Jim Cramer descreveu esse acordo como uma 'grande vitória' para a Meta, argumentando que a reação inicial das ações—onde subiram mais de 4% antes de cair brevemente—foi uma 'leitura incorreta' da notícia. Ele enfatizou que o acordo remove uma ameaça legal significativa, já que a Meta poderia enfrentar até $200 bilhões em multas e litígios prolongados.
O acordo exige que a Meta implemente várias funcionalidades de segurança para crianças, incluindo limites diários de tempo, controles parentais aprimorados e medidas para prevenir o acesso de menores. Cramer observou que, embora a base de usuários da Meta entre os jovens seja pequena, as mudanças podem ter um impacto mais substancial em concorrentes como YouTube e TikTok.

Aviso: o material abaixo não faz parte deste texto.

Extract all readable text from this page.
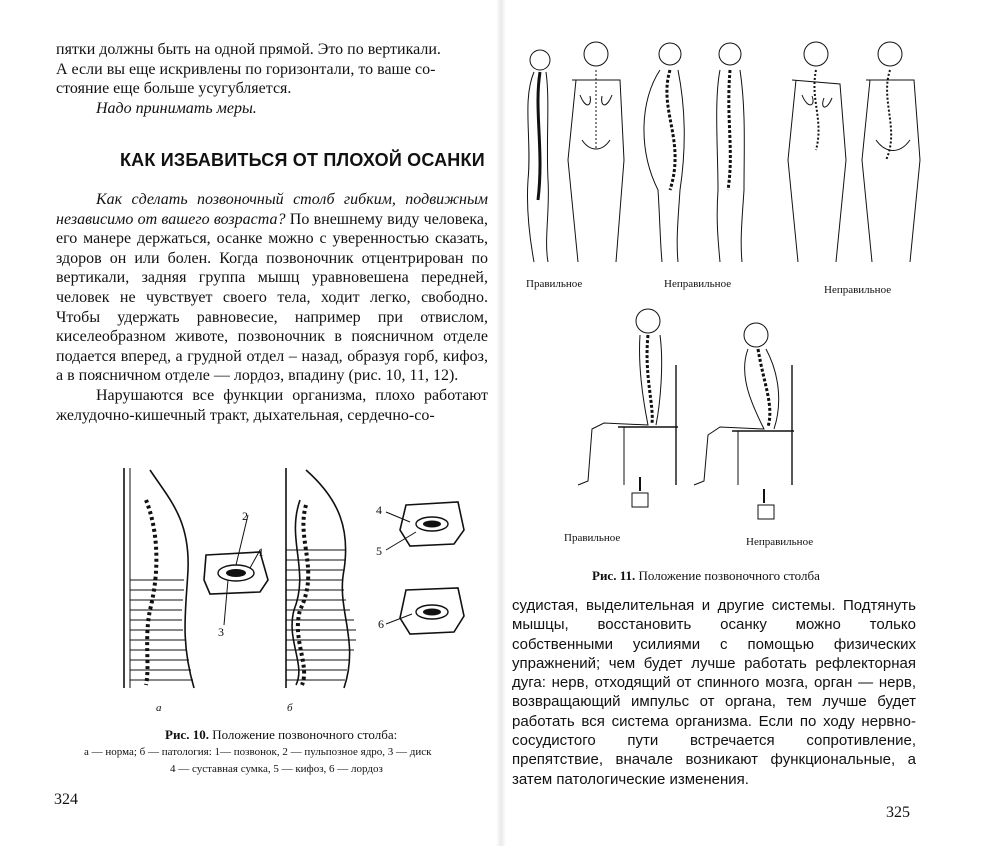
пятки должны быть на одной прямой. Это по вертикали.

А если вы еще искривлены по горизонтали, то ваше со-

стояние еще больше усугубляется.

Надо принимать меры.

КАК ИЗБАВИТЬСЯ ОТ ПЛОХОЙ ОСАНКИ

Как сделать позвоночный столб гибким, подвижным независимо от вашего возраста? По внешнему виду человека, его манере держаться, осанке можно с уверенностью сказать, здоров он или болен. Когда позвоночник отцентрирован по вертикали, задняя группа мышц уравновешена передней, человек не чувствует своего тела, ходит легко, свободно. Чтобы удержать равновесие, например при отвислом, киселеобразном животе, позвоночник в поясничном отделе подается вперед, а грудной отдел – назад, образуя горб, кифоз, а в поясничном отделе — лордоз, впадину (рис. 10, 11, 12).

Нарушаются все функции организма, плохо работают желудочно-кишечный тракт, дыхательная, сердечно-со-

2
1
3
4
5
6
а	б
Рис. 10. Положение позвоночного столба:
а — норма; б — патология: 1— позвонок, 2 — пульпозное ядро, 3 — диск
4 — суставная сумка, 5 — кифоз, 6 — лордоз
324
Правильное	Неправильное	Неправильное
Правильное	Неправильное
Рис. 11. Положение позвоночного столба
судистая, выделительная и другие системы. Подтянуть мышцы, восстановить осанку можно только собственными усилиями с помощью физических упражнений; чем будет лучше работать рефлекторная дуга: нерв, отходящий от спинного мозга, орган — нерв, возвращающий импульс от органа, тем лучше будет работать вся система организма. Если по ходу нервно-сосудистого пути встречается сопротивление, препятствие, вначале возникают функциональные, а затем патологические изменения.
325
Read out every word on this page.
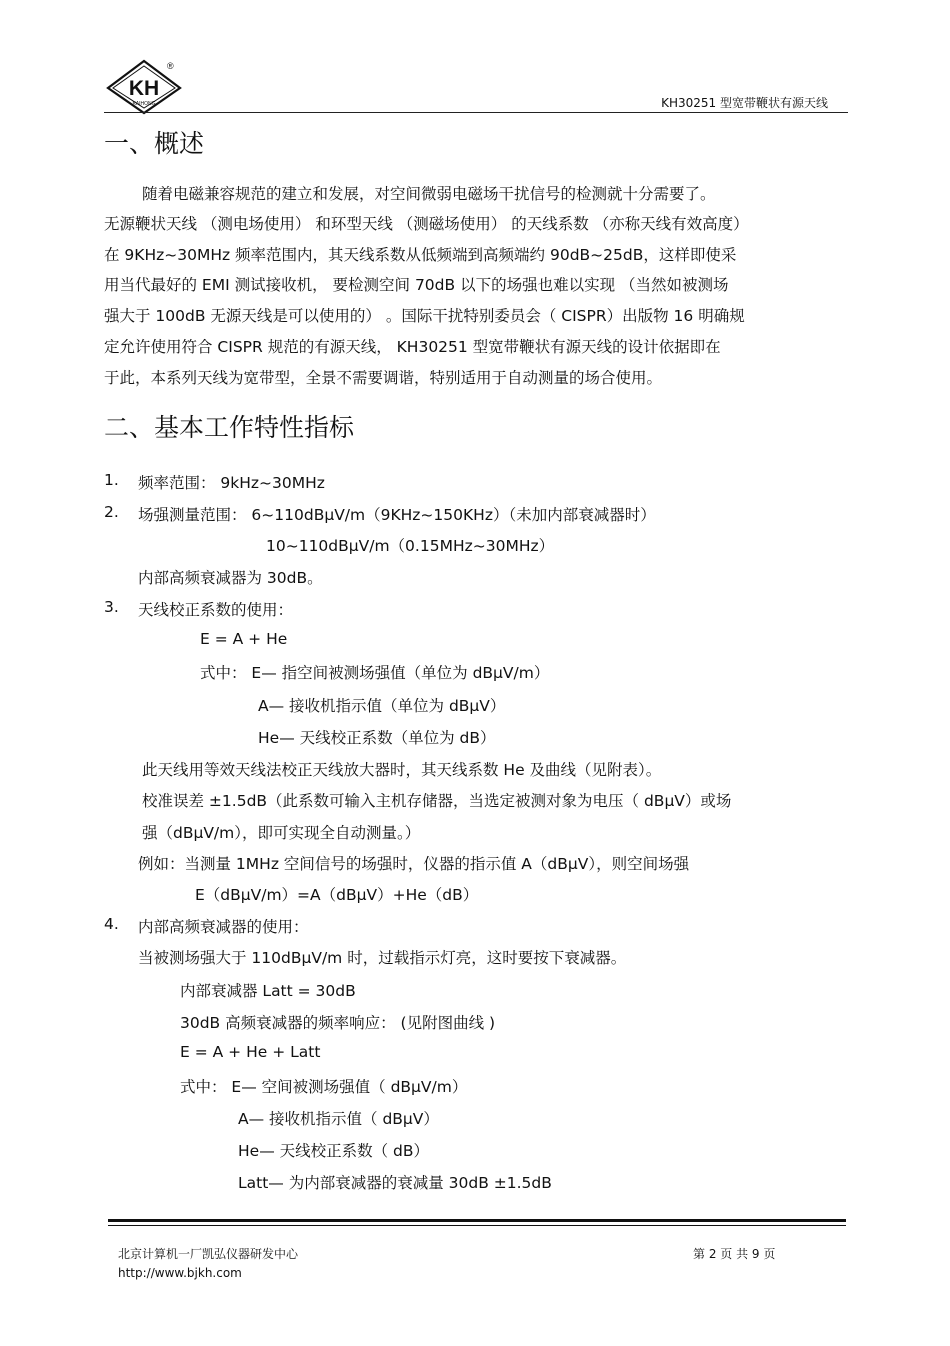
KH
KAIHONG
®
KH30251 型宽带鞭状有源天线
一、概述
随着电磁兼容规范的建立和发展，对空间微弱电磁场干扰信号的检测就十分需要了。
无源鞭状天线 （测电场使用） 和环型天线 （测磁场使用） 的天线系数 （亦称天线有效高度）
在 9KHz~30MHz 频率范围内，其天线系数从低频端到高频端约 90dB~25dB，这样即使采
用当代最好的 EMI 测试接收机， 要检测空间 70dB 以下的场强也难以实现 （当然如被测场
强大于 100dB 无源天线是可以使用的） 。国际干扰特别委员会（ CISPR）出版物 16 明确规
定允许使用符合 CISPR 规范的有源天线， KH30251 型宽带鞭状有源天线的设计依据即在
于此，本系列天线为宽带型，全景不需要调谐，特别适用于自动测量的场合使用。
二、基本工作特性指标
1. 频率范围： 9kHz~30MHz
2. 场强测量范围： 6~110dBμV/m（9KHz~150KHz）（未加内部衰减器时）
10~110dBμV/m（0.15MHz~30MHz）
内部高频衰减器为 30dB。
3. 天线校正系数的使用：
E = A + He
式中： E— 指空间被测场强值（单位为 dBμV/m）
A— 接收机指示值（单位为 dBμV）
He— 天线校正系数（单位为 dB）
此天线用等效天线法校正天线放大器时，其天线系数 He 及曲线（见附表）。
校准误差 ±1.5dB（此系数可输入主机存储器，当选定被测对象为电压（ dBμV）或场
强（dBμV/m），即可实现全自动测量。）
例如：当测量 1MHz 空间信号的场强时，仪器的指示值 A（dBμV），则空间场强
E（dBμV/m）=A（dBμV）+He（dB）
4. 内部高频衰减器的使用：
当被测场强大于 110dBμV/m 时，过载指示灯亮，这时要按下衰减器。
内部衰减器 Latt = 30dB
30dB 高频衰减器的频率响应： (见附图曲线 )
E = A + He + Latt
式中： E— 空间被测场强值（ dBμV/m）
A— 接收机指示值（ dBμV）
He— 天线校正系数（ dB）
Latt— 为内部衰减器的衰减量 30dB ±1.5dB
北京计算机一厂凯弘仪器研发中心
http://www.bjkh.com
第 2 页 共 9 页
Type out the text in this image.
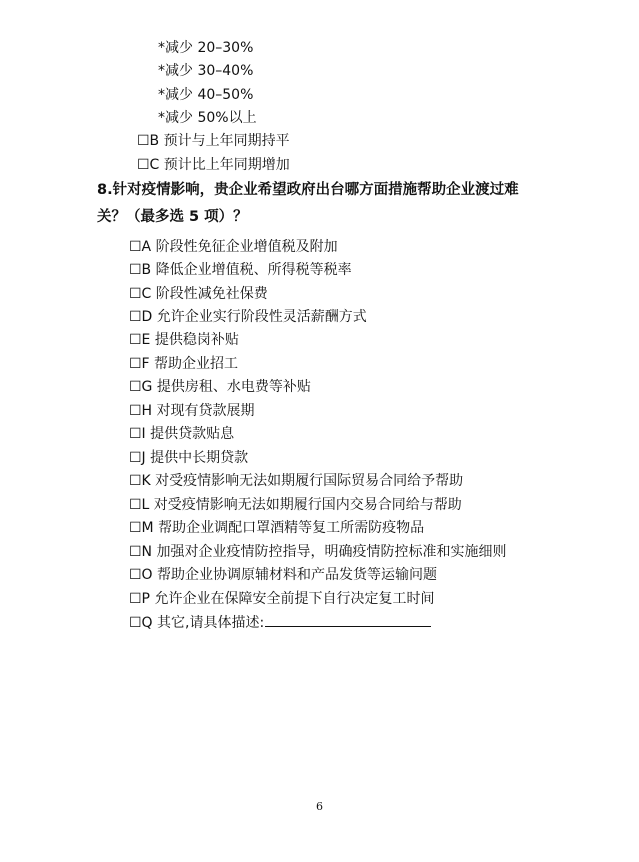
*减少 20–30%
*减少 30–40%
*减少 40–50%
*减少 50%以上
☐B 预计与上年同期持平
☐C 预计比上年同期增加
8.针对疫情影响，贵企业希望政府出台哪方面措施帮助企业渡过难
关？（最多选 5 项）？
☐A 阶段性免征企业增值税及附加
☐B 降低企业增值税、所得税等税率
☐C 阶段性减免社保费
☐D 允许企业实行阶段性灵活薪酬方式
☐E 提供稳岗补贴
☐F 帮助企业招工
☐G 提供房租、水电费等补贴
☐H 对现有贷款展期
☐I 提供贷款贴息
☐J 提供中长期贷款
☐K 对受疫情影响无法如期履行国际贸易合同给予帮助
☐L 对受疫情影响无法如期履行国内交易合同给与帮助
☐M 帮助企业调配口罩酒精等复工所需防疫物品
☐N 加强对企业疫情防控指导，明确疫情防控标准和实施细则
☐O 帮助企业协调原辅材料和产品发货等运输问题
☐P 允许企业在保障安全前提下自行决定复工时间
☐Q 其它,请具体描述:
6
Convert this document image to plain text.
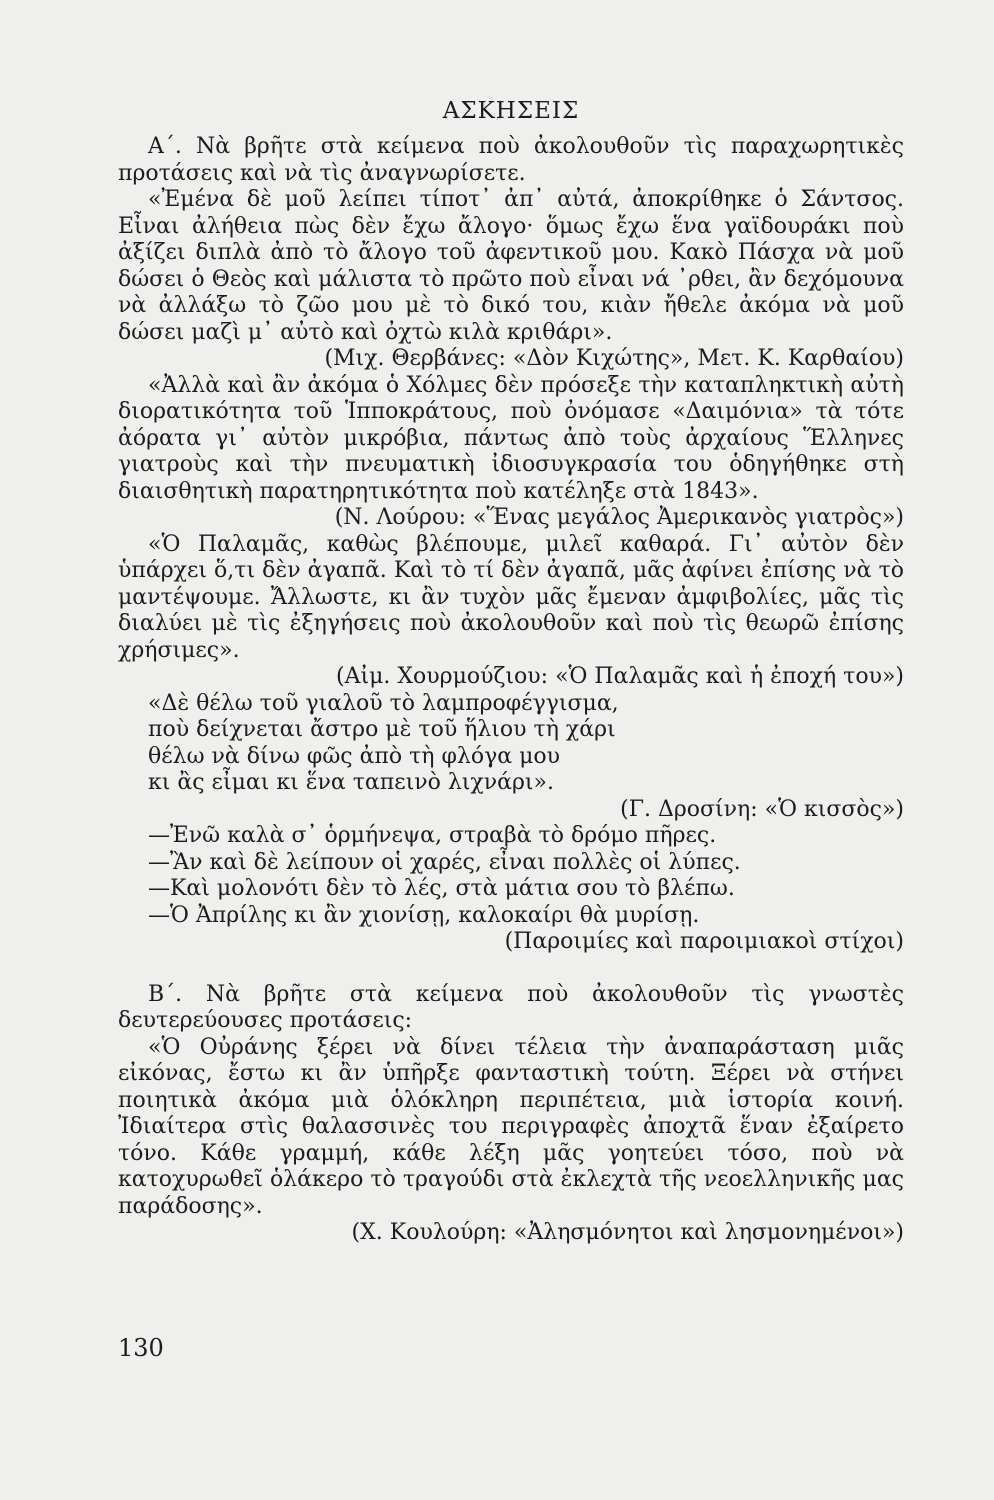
ΑΣΚΗΣΕΙΣ

Α΄. Νὰ βρῆτε στὰ κείμενα ποὺ ἀκολουθοῦν τὶς παραχωρητικὲς προτάσεις καὶ νὰ τὶς ἀναγνωρίσετε.

«Ἐμένα δὲ μοῦ λείπει τίποτ᾽ ἀπ᾽ αὐτά, ἀποκρίθηκε ὁ Σάντσος. Εἶναι ἀλήθεια πὼς δὲν ἔχω ἄλογο· ὅμως ἔχω ἕνα γαϊδουράκι ποὺ ἀξίζει διπλὰ ἀπὸ τὸ ἄλογο τοῦ ἀφεντικοῦ μου. Κακὸ Πάσχα νὰ μοῦ δώσει ὁ Θεὸς καὶ μάλιστα τὸ πρῶτο ποὺ εἶναι νά ᾽ρθει, ἂν δεχόμουνα νὰ ἀλλάξω τὸ ζῶο μου μὲ τὸ δικό του, κιὰν ἤθελε ἀκόμα νὰ μοῦ δώσει μαζὶ μ᾽ αὐτὸ καὶ ὀχτὼ κιλὰ κριθάρι».

(Μιχ. Θερβάνες: «Δὸν Κιχώτης», Μετ. Κ. Καρθαίου)

«Ἀλλὰ καὶ ἂν ἀκόμα ὁ Χόλμες δὲν πρόσεξε τὴν καταπληκτικὴ αὐτὴ διορατικότητα τοῦ Ἱπποκράτους, ποὺ ὀνόμασε «Δαιμόνια» τὰ τότε ἀόρατα γι᾽ αὐτὸν μικρόβια, πάντως ἀπὸ τοὺς ἀρχαίους Ἕλληνες γιατροὺς καὶ τὴν πνευματικὴ ἰδιοσυγκρασία του ὁδηγήθηκε στὴ διαισθητικὴ παρατηρητικότητα ποὺ κατέληξε στὰ 1843».

(Ν. Λούρου: «Ἕνας μεγάλος Ἀμερικανὸς γιατρὸς»)

«Ὁ Παλαμᾶς, καθὼς βλέπουμε, μιλεῖ καθαρά. Γι᾽ αὐτὸν δὲν ὑπάρχει ὅ,τι δὲν ἀγαπᾶ. Καὶ τὸ τί δὲν ἀγαπᾶ, μᾶς ἀφίνει ἐπίσης νὰ τὸ μαντέψουμε. Ἄλλωστε, κι ἂν τυχὸν μᾶς ἔμεναν ἀμφιβολίες, μᾶς τὶς διαλύει μὲ τὶς ἐξηγήσεις ποὺ ἀκολουθοῦν καὶ ποὺ τὶς θεωρῶ ἐπίσης χρήσιμες».

(Αἰμ. Χουρμούζιου: «Ὁ Παλαμᾶς καὶ ἡ ἐποχή του»)

«Δὲ θέλω τοῦ γιαλοῦ τὸ λαμπροφέγγισμα,
ποὺ δείχνεται ἄστρο μὲ τοῦ ἥλιου τὴ χάρι
θέλω νὰ δίνω φῶς ἀπὸ τὴ φλόγα μου
κι ἂς εἶμαι κι ἕνα ταπεινὸ λιχνάρι».

(Γ. Δροσίνη: «Ὁ κισσὸς»)

—Ἐνῶ καλὰ σ᾽ ὁρμήνεψα, στραβὰ τὸ δρόμο πῆρες.
—Ἂν καὶ δὲ λείπουν οἱ χαρές, εἶναι πολλὲς οἱ λύπες.
—Καὶ μολονότι δὲν τὸ λές, στὰ μάτια σου τὸ βλέπω.
—Ὁ Ἀπρίλης κι ἂν χιονίσῃ, καλοκαίρι θὰ μυρίσῃ.

(Παροιμίες καὶ παροιμιακοὶ στίχοι)

Β΄. Νὰ βρῆτε στὰ κείμενα ποὺ ἀκολουθοῦν τὶς γνωστὲς δευτερεύουσες προτάσεις:

«Ὁ Οὐράνης ξέρει νὰ δίνει τέλεια τὴν ἀναπαράσταση μιᾶς εἰκόνας, ἔστω κι ἂν ὑπῆρξε φανταστικὴ τούτη. Ξέρει νὰ στήνει ποιητικὰ ἀκόμα μιὰ ὁλόκληρη περιπέτεια, μιὰ ἱστορία κοινή. Ἰδιαίτερα στὶς θαλασσινὲς του περιγραφὲς ἀποχτᾶ ἕναν ἐξαίρετο τόνο. Κάθε γραμμή, κάθε λέξη μᾶς γοητεύει τόσο, ποὺ νὰ κατοχυρωθεῖ ὁλάκερο τὸ τραγούδι στὰ ἐκλεχτὰ τῆς νεοελληνικῆς μας παράδοσης».

(Χ. Κουλούρη: «Ἀλησμόνητοι καὶ λησμονημένοι»)

130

Financeiramente, a Meta alocará cerca de 70% do acordo, ou $12,7 bilhões, ao longo de uma década, com os 30% restantes condicionados à adoção de medidas semelhantes por seus concorrentes. No entanto, preocupações sobre uma possível oferta de ações para financiar o acordo e investimentos contínuos em IA podem ter contribuído para a resposta contida das ações.
Cramer sugeriu que estabelecer um negócio de nuvem pública poderia ajudar a restaurar a confiança dos investidores, um movimento que o CEO Mark Zuckerberg indicou que está em andamento.